Thousands of Chico State students received that exact message on Sept. 7, 2016. These types of emergency situations happen all the time, but until it occurs in your personal life, you will never be sure how to deal with it. At Chico State, many students did what they normally do, they picked up their phones and hopped on social media.
Social media is one of the biggest pieces of our daily lives, we reach for our phones and computers in any and all situations. As a global society we face crisis on a daily basis.
Our ability to connect with a greater network of people has changed the way we handle these situations, we are not only able to quickly alert a mass amount of people, we can get live updates as the situation unfolds, and even check in to let our loved ones know we are safe. Take a look at how social media has changed the way that we handle a large scale crisis.
On Oct. 15, 2014 Facebook released its Safety Check tool, it was inspired by people turning to Facebook in times of global and domestic crisis to check on their friends and loved ones.

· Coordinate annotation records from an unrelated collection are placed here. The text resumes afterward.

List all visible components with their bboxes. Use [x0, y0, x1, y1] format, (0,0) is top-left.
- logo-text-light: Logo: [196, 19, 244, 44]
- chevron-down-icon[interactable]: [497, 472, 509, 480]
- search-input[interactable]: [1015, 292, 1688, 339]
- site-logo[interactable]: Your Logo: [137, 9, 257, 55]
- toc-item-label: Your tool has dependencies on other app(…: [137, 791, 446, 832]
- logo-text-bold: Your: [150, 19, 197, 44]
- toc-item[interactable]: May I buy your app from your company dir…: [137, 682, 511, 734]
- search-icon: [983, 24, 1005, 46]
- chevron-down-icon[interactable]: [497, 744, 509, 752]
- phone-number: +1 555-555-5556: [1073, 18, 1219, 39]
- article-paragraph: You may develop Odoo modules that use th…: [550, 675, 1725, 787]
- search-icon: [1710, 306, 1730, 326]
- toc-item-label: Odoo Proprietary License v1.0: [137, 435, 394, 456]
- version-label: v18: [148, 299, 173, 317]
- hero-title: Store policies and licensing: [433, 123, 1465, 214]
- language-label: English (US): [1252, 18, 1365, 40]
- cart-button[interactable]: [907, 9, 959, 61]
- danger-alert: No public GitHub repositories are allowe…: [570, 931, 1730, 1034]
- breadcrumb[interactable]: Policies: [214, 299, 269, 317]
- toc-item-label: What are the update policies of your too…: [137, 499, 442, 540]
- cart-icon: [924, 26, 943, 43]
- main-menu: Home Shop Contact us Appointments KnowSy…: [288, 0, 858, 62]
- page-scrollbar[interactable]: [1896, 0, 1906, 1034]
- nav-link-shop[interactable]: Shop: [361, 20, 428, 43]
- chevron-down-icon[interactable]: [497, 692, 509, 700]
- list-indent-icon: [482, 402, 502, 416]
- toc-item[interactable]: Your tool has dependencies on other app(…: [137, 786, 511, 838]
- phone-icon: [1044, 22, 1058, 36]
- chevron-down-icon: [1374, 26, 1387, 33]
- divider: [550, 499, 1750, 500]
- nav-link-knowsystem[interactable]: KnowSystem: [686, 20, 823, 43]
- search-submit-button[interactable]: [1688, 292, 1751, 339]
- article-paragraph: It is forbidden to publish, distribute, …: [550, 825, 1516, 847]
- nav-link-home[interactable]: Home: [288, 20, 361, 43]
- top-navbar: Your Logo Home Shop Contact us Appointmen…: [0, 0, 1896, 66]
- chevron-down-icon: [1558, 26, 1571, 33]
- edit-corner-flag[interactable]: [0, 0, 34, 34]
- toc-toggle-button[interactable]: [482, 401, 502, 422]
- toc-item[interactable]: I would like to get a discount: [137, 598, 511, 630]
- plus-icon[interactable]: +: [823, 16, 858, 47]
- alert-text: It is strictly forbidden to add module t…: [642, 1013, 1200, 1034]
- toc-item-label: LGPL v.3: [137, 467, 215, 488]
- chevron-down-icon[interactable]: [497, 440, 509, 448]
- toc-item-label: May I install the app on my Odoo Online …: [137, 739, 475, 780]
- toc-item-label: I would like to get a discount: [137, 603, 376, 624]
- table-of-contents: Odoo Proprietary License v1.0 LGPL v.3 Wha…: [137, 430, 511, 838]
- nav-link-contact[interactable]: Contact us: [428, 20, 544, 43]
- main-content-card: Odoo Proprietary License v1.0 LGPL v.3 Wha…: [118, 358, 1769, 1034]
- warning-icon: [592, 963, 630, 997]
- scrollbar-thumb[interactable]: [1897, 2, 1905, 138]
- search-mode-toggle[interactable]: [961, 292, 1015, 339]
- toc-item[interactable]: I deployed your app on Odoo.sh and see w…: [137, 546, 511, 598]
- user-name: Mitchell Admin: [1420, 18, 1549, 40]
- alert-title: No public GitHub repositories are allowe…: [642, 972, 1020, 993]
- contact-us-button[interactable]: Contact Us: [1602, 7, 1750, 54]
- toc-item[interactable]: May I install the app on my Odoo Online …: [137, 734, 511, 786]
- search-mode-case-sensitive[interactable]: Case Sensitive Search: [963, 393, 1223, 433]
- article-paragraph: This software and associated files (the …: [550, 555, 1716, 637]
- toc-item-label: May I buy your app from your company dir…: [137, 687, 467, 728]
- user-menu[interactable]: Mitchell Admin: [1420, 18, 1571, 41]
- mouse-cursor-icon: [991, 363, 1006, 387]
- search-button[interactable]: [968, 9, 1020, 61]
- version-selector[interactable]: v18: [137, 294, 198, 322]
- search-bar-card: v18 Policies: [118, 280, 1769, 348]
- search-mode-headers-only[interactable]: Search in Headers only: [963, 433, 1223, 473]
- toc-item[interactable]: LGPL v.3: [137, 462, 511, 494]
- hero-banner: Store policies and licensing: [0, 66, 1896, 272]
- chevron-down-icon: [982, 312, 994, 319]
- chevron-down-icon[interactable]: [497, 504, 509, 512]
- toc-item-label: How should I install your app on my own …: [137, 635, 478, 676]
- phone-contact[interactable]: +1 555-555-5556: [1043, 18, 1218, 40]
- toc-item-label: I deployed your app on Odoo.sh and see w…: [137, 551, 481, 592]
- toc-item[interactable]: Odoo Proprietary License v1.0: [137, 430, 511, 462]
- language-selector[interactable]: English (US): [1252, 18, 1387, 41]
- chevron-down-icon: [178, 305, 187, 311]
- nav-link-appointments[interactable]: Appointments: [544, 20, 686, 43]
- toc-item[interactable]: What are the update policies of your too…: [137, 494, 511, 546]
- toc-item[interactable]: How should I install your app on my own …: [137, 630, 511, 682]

The tool well asses if you are in an area of risk when something like an earthquake, tsunami or a shooting occurs. Safety Check was activated for the first time in the USA, soon after the Orlando Night Club shooting occurred June, 2016. Residents of the area, or even those who had indicated that they were in the Orlando area could check in to let their friends and family know that they were safe.
Safety Check can also pick up local crisis, for example a shooting occurred in Chicago on July 28th of this year, because so many people posted about the incident Facebook created a local Safety Check so that residents of the smaller area could check in with each other.
Twitter has become one of the fastest news sources in the world. In the 2011 earthquake in Virginia, Tweets that an earthquake occurred reached New York City before the aftershocks did. Twitter literally moved and reported faster than an earthquake.
Keeping in line with the quickness of reporting is the Moments feature where users are able to stay up to date with the continuous stream of news. Moments compiles news and content relating to the event into one place.
In addition to Moments, Twitter has become a tool that allows people like scientists, insurance companies, etc., to track the severity of the damage that a natural disaster has caused. Twitter has been able to help with this in a cheaper and more effective way than even some FEMA models.
Emergency Personnel have taken notice of the effect and convenience of social media during a crisis and have began to include it in their emergency preparedness plans.
Using Facebook to update which roads are closed during snow storms, warning people to stay away from certain areas in the event of an active shooter situation or getting any type of information out quickly and effectively to a large number of people. Social media has become a crucial tool on the belt of those we look to in times of emergency.
Though we joke about social media taking over our lives slowly, there is the argument that in a lot of ways it can make our lives better. These tools and features are just a few of the many ways social media has become an integral part of our lives, and simply serve as a helpful aid to a future of emergency and disaster management.